Two inquiries are crucial to the future of policing in British Columbia. The most important one is a B.C. inquiry by retired judge Tom Braidwood to be completed Nov. 30. The other, just completed, is by Paul Kennedy, Chairman of the Commission for Public Complaints Against RCMP Performance.
When Braidwood writes his report he ought to go beyond the narrow issue of the tasering of Dziekanski and tell the government to refuse to renew the provincial police contract with E Division unless it accepts civilian oversight by democratic police boards in all of its detachments and the authority of B.C.’s complaint and disciplinary process.
This would place E Division under the thumb of the B.C. Police Act and restore provincial control over all aspects of policing – including how and when Tasers may be used.
It is time to say to E Division: Sign up under our Police Act or we will recreate our own provincial police force.
Kennedy is scheduled to appear before the Braidwood inquiry later this month. No doubt they will engage in a colloquy over the sad state of affairs of the RCMP.
Kennedy should say more to Braidwood than he has written in his report about the realities facing the RCMP today: “a high number of new recruits, a high rate of turnover, a high number of baby boomers retiring, experienced members leaving the force for a variety of reasons, and a lack of resources (that) have resulted in the inadequate mentoring of new members, understaffing of detachments, and morale issues …”
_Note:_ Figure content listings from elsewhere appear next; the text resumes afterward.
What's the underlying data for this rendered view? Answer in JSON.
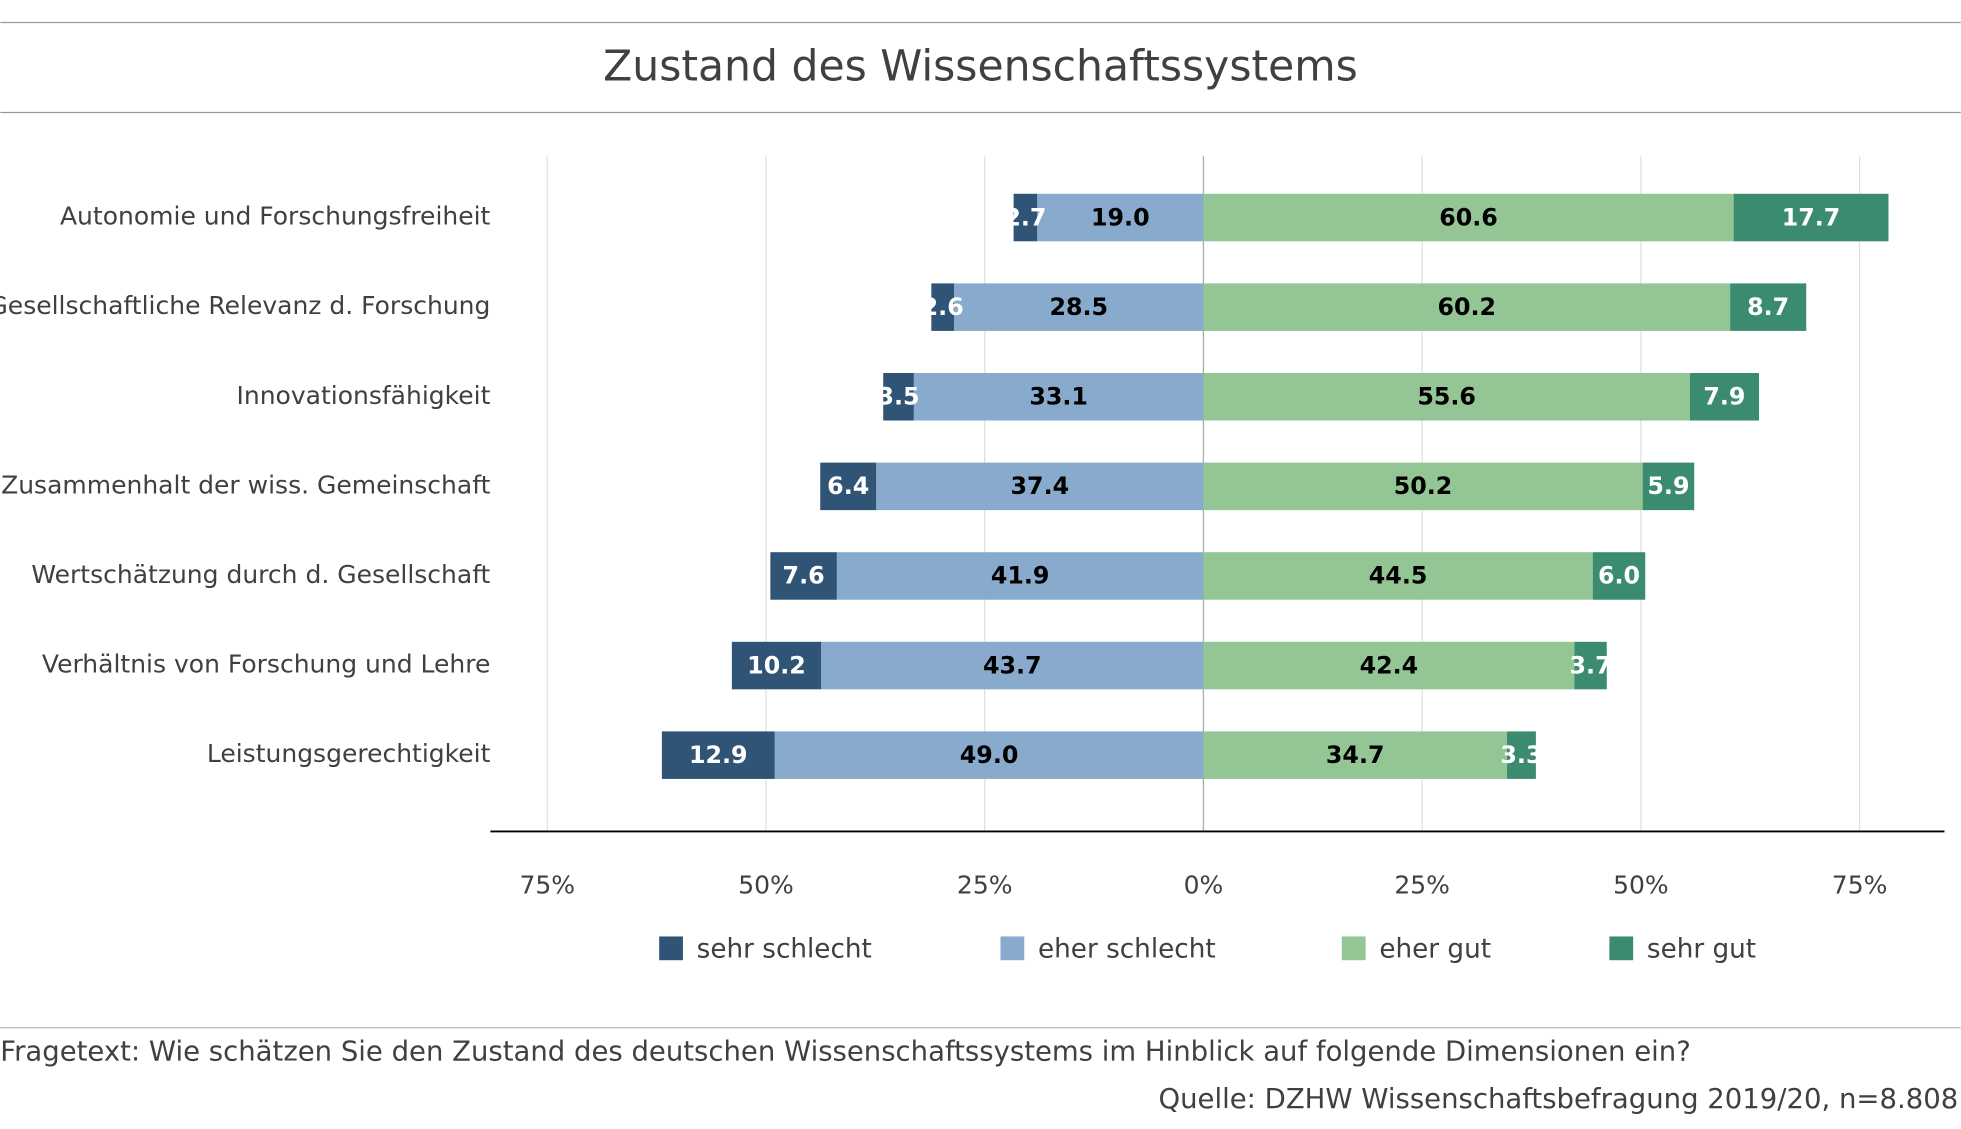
{
  "chart_data": {
    "type": "diverging_bar",
    "title": "Zustand des Wissenschaftssystems",
    "categories": [
      "Autonomie und Forschungsfreiheit",
      "Gesellschaftliche Relevanz d. Forschung",
      "Innovationsfähigkeit",
      "Zusammenhalt der wiss. Gemeinschaft",
      "Wertschätzung durch d. Gesellschaft",
      "Verhältnis von Forschung und Lehre",
      "Leistungsgerechtigkeit"
    ],
    "series": [
      {
        "name": "sehr schlecht",
        "color": "#2f5476",
        "values": [
          2.7,
          2.6,
          3.5,
          6.4,
          7.6,
          10.2,
          12.9
        ],
        "value_labels": [
          "2.7",
          "2.6",
          "3.5",
          "6.4",
          "7.6",
          "10.2",
          "12.9"
        ]
      },
      {
        "name": "eher schlecht",
        "color": "#87aacd",
        "values": [
          19,
          28.5,
          33.1,
          37.4,
          41.9,
          43.7,
          49
        ],
        "value_labels": [
          "19.0",
          "28.5",
          "33.1",
          "37.4",
          "41.9",
          "43.7",
          "49.0"
        ]
      },
      {
        "name": "eher gut",
        "color": "#93c595",
        "values": [
          60.6,
          60.2,
          55.6,
          50.2,
          44.5,
          42.4,
          34.7
        ],
        "value_labels": [
          "60.6",
          "60.2",
          "55.6",
          "50.2",
          "44.5",
          "42.4",
          "34.7"
        ]
      },
      {
        "name": "sehr gut",
        "color": "#3b8c6e",
        "values": [
          17.7,
          8.7,
          7.9,
          5.9,
          6,
          3.7,
          3.3
        ],
        "value_labels": [
          "17.7",
          "8.7",
          "7.9",
          "5.9",
          "6.0",
          "3.7",
          "3.3"
        ]
      }
    ],
    "xlim": [
      -81.5,
      84.7
    ],
    "xticks": [
      {
        "value": -75,
        "label": "75%"
      },
      {
        "value": -50,
        "label": "50%"
      },
      {
        "value": -25,
        "label": "25%"
      },
      {
        "value": 0,
        "label": "0%"
      },
      {
        "value": 25,
        "label": "25%"
      },
      {
        "value": 50,
        "label": "50%"
      },
      {
        "value": 75,
        "label": "75%"
      }
    ],
    "grid": true,
    "footnote": "Fragetext: Wie schätzen Sie den Zustand des deutschen Wissenschaftssystems im Hinblick auf folgende Dimensionen ein?",
    "source": "Quelle: DZHW Wissenschaftsbefragung 2019/20, n=8.808"
  }
}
Kennedy ought to expand on his most troubling finding: “A continued departure from (the principles of Sir Robert Peel) by the RCMP is not a minor matter. It is a harbinger of a new model of policing in Canada, one in which the police are a group distinct from the public and whose decisions are the preserve of public safety experts. It is a model in which officer safety takes precedence over that of the general public and where the exercise of persuasion, advice and warning is significantly undervalued. The cumulative effect of these trends over time may reduce the degree of co-operation of the public that is essential to public safety in Canada.”
Regardless of inquiries and all the talk they involve, they do not represent the will of the people.
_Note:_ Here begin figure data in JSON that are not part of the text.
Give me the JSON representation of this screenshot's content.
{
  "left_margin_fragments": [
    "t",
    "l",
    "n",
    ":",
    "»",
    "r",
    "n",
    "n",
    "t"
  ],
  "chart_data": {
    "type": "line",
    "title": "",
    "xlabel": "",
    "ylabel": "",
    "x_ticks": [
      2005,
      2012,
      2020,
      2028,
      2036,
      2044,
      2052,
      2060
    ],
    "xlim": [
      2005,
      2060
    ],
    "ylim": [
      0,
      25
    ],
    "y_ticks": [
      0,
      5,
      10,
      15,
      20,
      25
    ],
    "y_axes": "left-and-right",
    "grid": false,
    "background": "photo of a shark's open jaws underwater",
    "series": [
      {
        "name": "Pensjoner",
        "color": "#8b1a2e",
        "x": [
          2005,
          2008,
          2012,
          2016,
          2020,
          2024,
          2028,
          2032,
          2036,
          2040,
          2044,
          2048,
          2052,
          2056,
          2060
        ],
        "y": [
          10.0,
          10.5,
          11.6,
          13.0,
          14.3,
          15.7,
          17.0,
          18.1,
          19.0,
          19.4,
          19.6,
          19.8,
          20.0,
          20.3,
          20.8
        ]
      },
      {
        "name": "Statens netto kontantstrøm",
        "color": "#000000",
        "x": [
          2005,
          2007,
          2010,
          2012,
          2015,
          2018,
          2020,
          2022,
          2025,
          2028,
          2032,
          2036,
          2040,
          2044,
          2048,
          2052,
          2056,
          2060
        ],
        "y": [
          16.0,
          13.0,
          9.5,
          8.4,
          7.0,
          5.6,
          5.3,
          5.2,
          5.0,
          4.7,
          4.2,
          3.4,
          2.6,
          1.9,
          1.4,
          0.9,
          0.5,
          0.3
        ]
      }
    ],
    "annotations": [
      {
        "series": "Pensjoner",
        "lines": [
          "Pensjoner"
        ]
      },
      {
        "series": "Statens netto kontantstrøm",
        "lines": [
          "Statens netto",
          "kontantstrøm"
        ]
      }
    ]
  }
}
It is time to say to the North Shore Detachment of the RCMP: Sign up under our Police Act or we will create our own municipal police force.
It is time for all of us to rise up and demand that police behave as servants, not masters, of the public.
Contact Judicial Gadfly at wallace-gilby-craig@shaw.ca or by posting your comment on the Writer’s Corner of www.realjustice.ca.
2 comments:
"It is time to say to E Division: Sign up under our Police Act or we will recreate our own provincial police force."
I think its just time we went ahead and brought back the BC force anyway and send the horsemen east over the mountains where they belong.
I agree with the poster above. There was never any solid reason for bringing the Dudleys into this province in 1950. The provincial Grits in the Coalition Government wanted to bribe the provincial Tories to stay on side; it was political expediency to keep a coalition from falling apart (which it did). The RCMP are "horribly broken" and Ottawa lacks the political wiil to fix them. Recognizing that we did not need Dudleys in 1950 and do not need them now, lets just walk away.
And my municipality (the Township of Langley) can form a small regional force with the City of Langley if no metro force comes about.